Third Sunday after The Epiphany - January 23, 2004

The Rev. Dayle Casey
The Chapel of Our Saviour
Colorado Springs, Colorado
January 23, 2004

3 Epiphany - A
Amos 3:1-8
1 Corinthians 1:10-17
Matthew 4:12-23


       When Jesus heard that John the Baptist had been arrested, he went to Galilee. That's way "up north," near the border where there were many who were unclean, many who were sick and infirm, many foreigners and many possessed by demons. It was, Matthew says, in "the land of the shadow of death" where Jesus called Andrew and Peter and James and John to be his disciples. And they left their fishing and their fathers and followed Jesus. Jesus did this, Matthew says, to fulfill the words of the prophet Isaiah, who said that light has dawned on those "who live in the land of the shadow of death."

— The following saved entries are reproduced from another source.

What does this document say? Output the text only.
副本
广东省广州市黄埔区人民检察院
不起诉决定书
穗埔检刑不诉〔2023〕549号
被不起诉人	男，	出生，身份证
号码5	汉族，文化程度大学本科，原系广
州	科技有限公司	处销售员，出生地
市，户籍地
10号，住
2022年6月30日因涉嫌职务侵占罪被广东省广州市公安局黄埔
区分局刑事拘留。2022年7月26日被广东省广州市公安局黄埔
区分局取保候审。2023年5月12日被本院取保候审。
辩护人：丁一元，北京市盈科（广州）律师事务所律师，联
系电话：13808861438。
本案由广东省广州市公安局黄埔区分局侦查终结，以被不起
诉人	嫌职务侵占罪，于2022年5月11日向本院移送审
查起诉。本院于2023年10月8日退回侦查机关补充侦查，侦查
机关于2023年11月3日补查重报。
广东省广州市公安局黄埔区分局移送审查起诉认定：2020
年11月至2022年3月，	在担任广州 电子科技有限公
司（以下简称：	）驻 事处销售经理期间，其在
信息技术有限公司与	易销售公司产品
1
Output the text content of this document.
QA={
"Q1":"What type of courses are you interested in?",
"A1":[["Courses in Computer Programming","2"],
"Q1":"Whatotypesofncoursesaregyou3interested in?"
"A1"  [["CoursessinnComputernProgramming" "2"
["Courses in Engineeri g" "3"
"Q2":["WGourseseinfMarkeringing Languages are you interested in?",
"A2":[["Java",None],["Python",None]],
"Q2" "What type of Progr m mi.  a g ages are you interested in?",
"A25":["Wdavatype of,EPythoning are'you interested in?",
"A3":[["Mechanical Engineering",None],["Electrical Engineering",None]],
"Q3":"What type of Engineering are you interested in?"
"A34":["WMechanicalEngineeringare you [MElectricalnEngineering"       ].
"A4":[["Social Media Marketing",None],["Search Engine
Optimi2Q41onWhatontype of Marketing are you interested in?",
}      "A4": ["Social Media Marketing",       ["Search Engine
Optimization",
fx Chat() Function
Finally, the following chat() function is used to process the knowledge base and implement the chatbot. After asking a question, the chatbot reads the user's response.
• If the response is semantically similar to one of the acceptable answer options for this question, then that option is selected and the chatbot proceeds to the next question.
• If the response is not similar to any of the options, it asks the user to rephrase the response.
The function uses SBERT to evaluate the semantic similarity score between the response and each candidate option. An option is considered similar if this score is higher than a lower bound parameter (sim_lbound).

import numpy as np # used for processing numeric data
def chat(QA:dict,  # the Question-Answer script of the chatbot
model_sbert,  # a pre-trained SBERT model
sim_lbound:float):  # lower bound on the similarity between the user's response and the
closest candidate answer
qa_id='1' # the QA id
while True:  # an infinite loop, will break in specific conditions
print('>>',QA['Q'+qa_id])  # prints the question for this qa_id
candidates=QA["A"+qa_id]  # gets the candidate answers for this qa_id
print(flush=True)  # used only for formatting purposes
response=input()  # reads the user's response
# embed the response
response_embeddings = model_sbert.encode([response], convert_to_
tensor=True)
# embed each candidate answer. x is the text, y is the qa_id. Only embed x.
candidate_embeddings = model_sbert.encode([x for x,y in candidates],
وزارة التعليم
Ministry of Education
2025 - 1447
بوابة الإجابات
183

       Have you ever been to the land of the shadow of death? Some of you have, I know, because we've gone there together, to Haiti. But there are lots of places in the world where death casts its shadow, some places in Asia, some in Africa and South America, some in the inner cities of our own land, even in Colorado Springs, even in Broadmoor.

       But it was in Haiti that I have seen death most vividly. And Haiti is where I saw the bottle. A beer bottle, it was. It could have been any kind of bottle - a rum bottle, an old medicine bottle, even, as I have seen on occasion, a discarded STP gas treatment bottle. But this bottle was a beer bottle.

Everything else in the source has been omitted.